Raml bezieht sich auf ein Pilotprojekt der Gesundheitskasse, das vorerst in Wien und Niederösterreich anläuft und im Verwaltungsrat der ÖGK beschlossen wurde. An Standorten, an denen Kassenarztpraxen lange leer stehen, sollen Mediziner künftig stundenweise einspringen können, so die Pläne.
Übergangslösung, aber nicht langfristig
„Auch in Linz ist der Ärztemangel längst angekommen. Immer mehr Linzer finden kaum mehr einen Hausarzt, auch Kinderärzte fehlen“, so der Gesundheitsstadtrat, daher halte er die Idee der ÖGK für eine mögliche Übergangslösung. Eine längere Anwendung sieht er jedoch kritisch. „Ohne eine ordentliche politische Diskussion und ohne festgelegtes Ende dieser Maßnahme halte ich das insgesamt aber für nicht unproblematisch. Mittel- und langfristig muss die ÖGK ihrer Rolle als strategischer Partner der Gesundheitspolitik und der Ärzteschaft gerecht werden und nicht zur Personalleasingfirma für Gesundheitsberufe verkommen“, so Raml.
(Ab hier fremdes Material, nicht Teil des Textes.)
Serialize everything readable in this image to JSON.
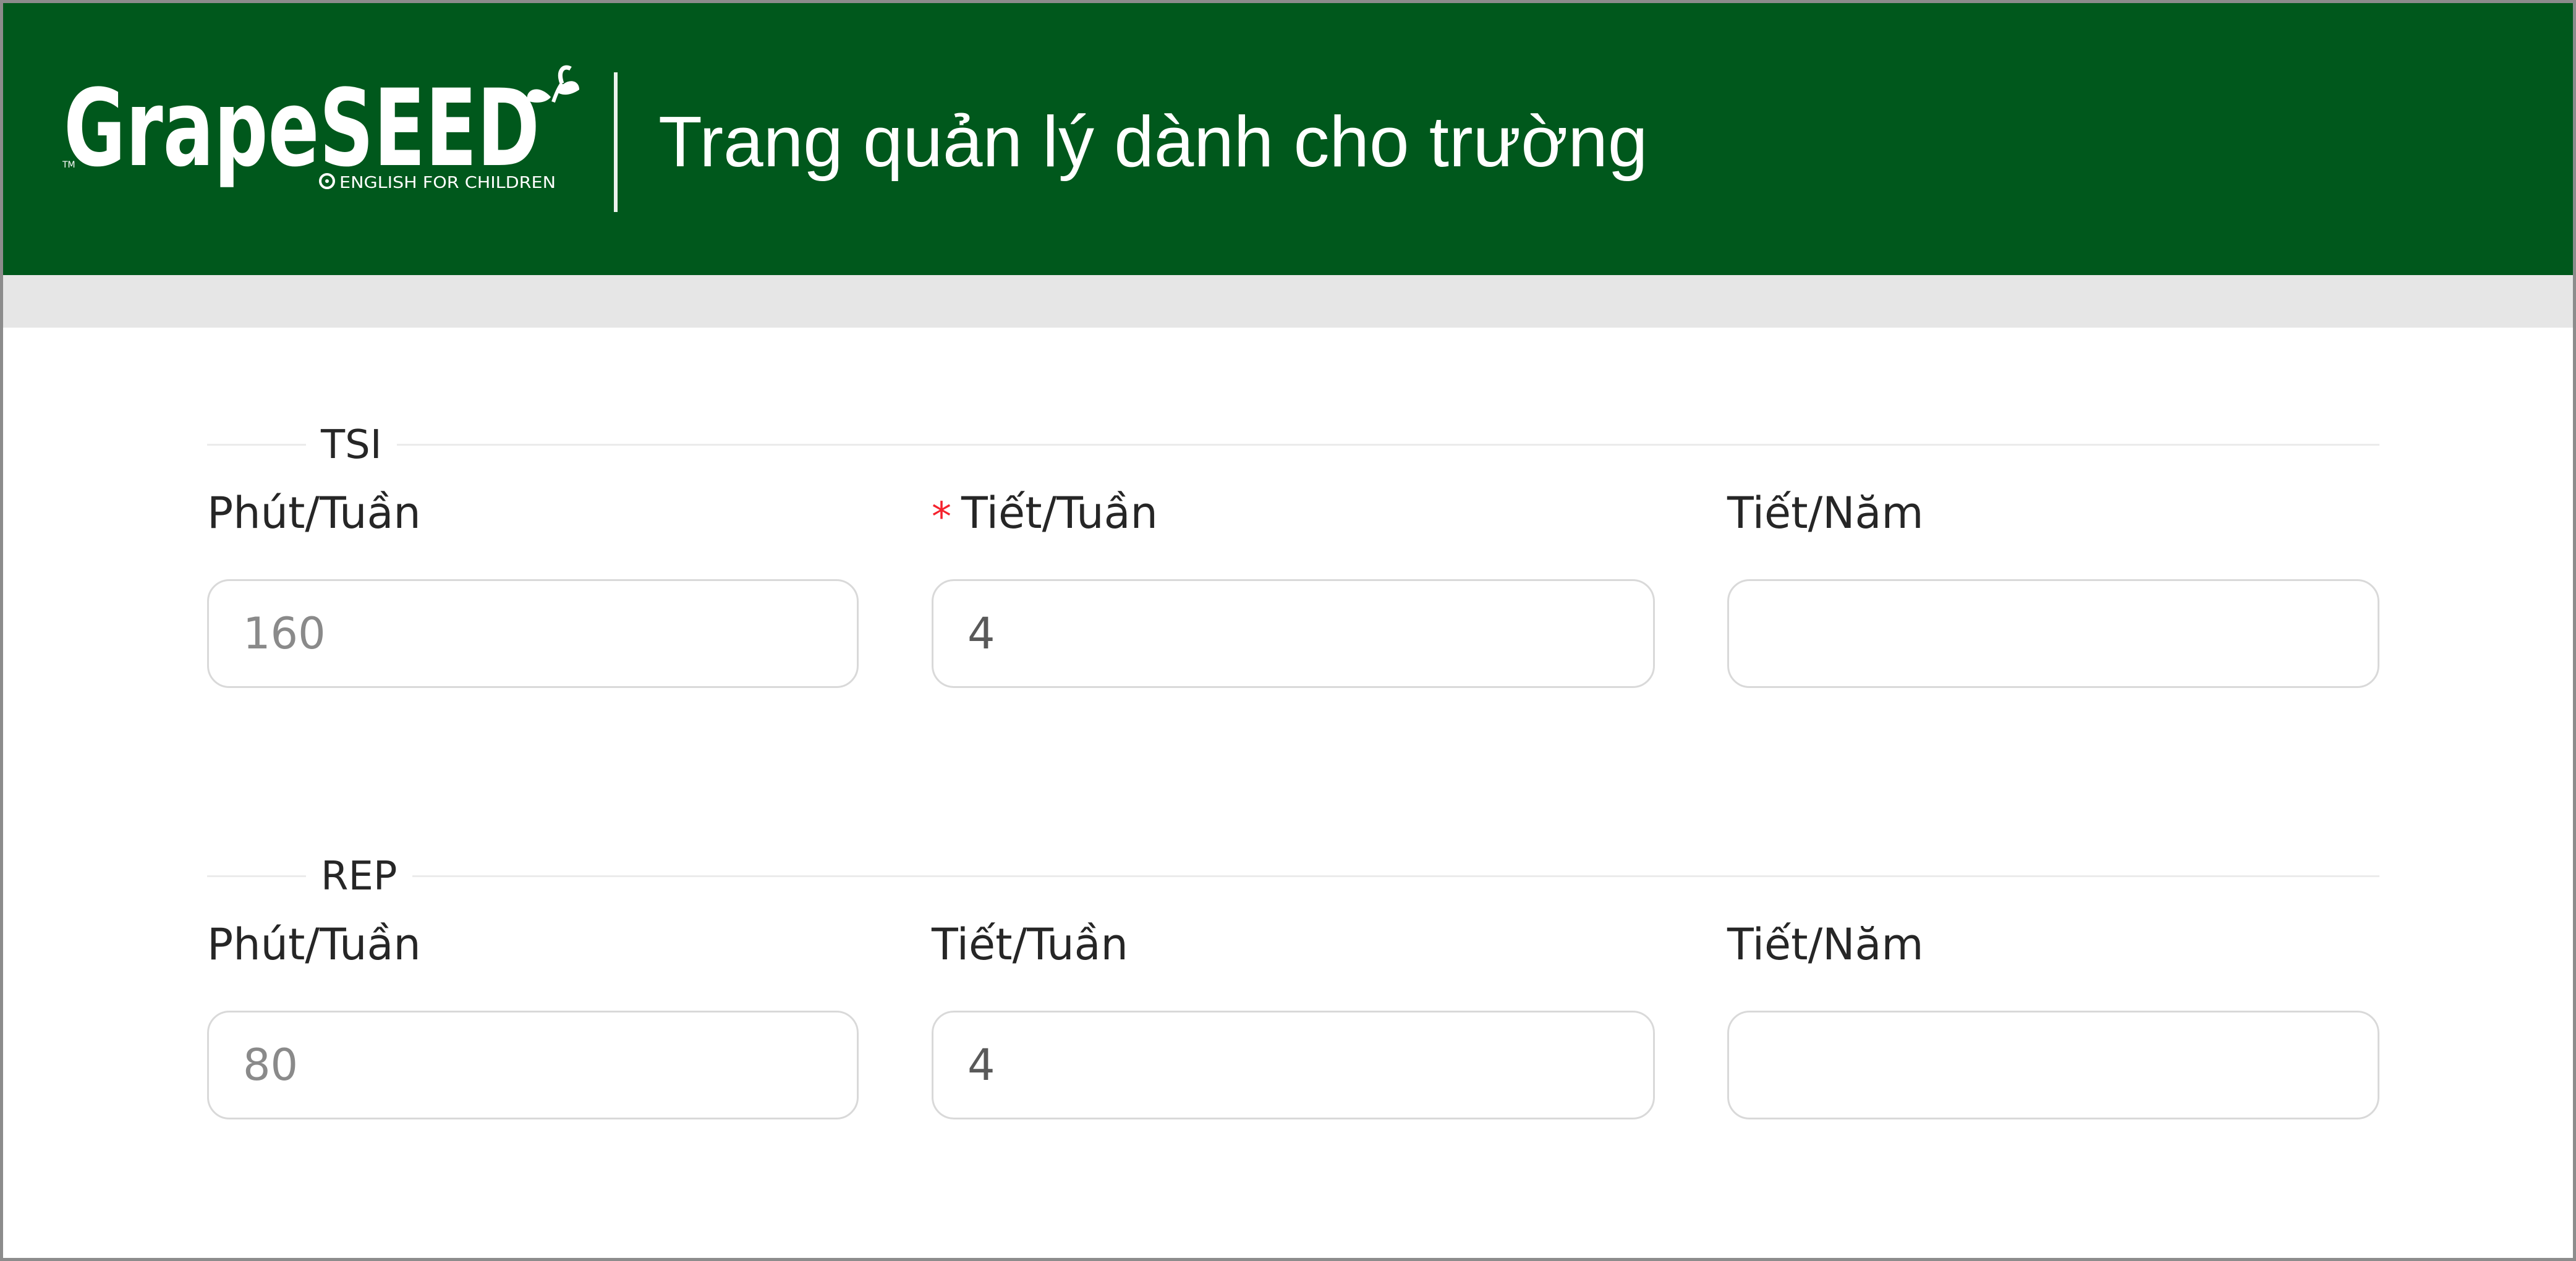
{
  "header": {
    "logo_text": "GrapeSEED",
    "logo_tagline": "ENGLISH FOR CHILDREN",
    "logo_tm": "TM",
    "title": "Trang quản lý dành cho trường"
  },
  "sections": [
    {
      "title": "TSI",
      "fields": [
        {
          "label": "Phút/Tuần",
          "value": "160",
          "required": false,
          "disabled": true
        },
        {
          "label": "Tiết/Tuần",
          "value": "4",
          "required": true,
          "disabled": false
        },
        {
          "label": "Tiết/Năm",
          "value": "",
          "required": false,
          "disabled": false
        }
      ]
    },
    {
      "title": "REP",
      "fields": [
        {
          "label": "Phút/Tuần",
          "value": "80",
          "required": false,
          "disabled": true
        },
        {
          "label": "Tiết/Tuần",
          "value": "4",
          "required": false,
          "disabled": false
        },
        {
          "label": "Tiết/Năm",
          "value": "",
          "required": false,
          "disabled": false
        }
      ]
    }
  ],
  "colors": {
    "header_bg": "#00581c",
    "required_mark": "#f5222d",
    "input_border": "#d9d9d9"
  }
}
Forderungen an Gesundheitsminister Rauch und an die ÖGK
Zu einer nachhaltigen Lösung für das Problem Ärztemangel gehöre für ihn auch eine leistungsorientierte Honorierung. Die derzeitige Situation treibe viele Mediziner hin zum Wahlarztmodell. Er fordert von Gesundheitsminister Johannes Rauch (Grüne) und der ÖGK einen Masterplan zur Sicherung der Patientenversorgung durch niedergelassene Ärzte. Auch ein bundesweiter Honorarkatalog seitens der ÖGK und eine Lösung in der Frage von Hausapotheken sei nötig. Zudem müsse es eine effizientere Aufteilung zwischen der Versorgung in Spitälern und im niedergelassenen Bereich geben, wie auch eine Überarbeitung der Studienplatzregelung für österreichische Medizinstudenten.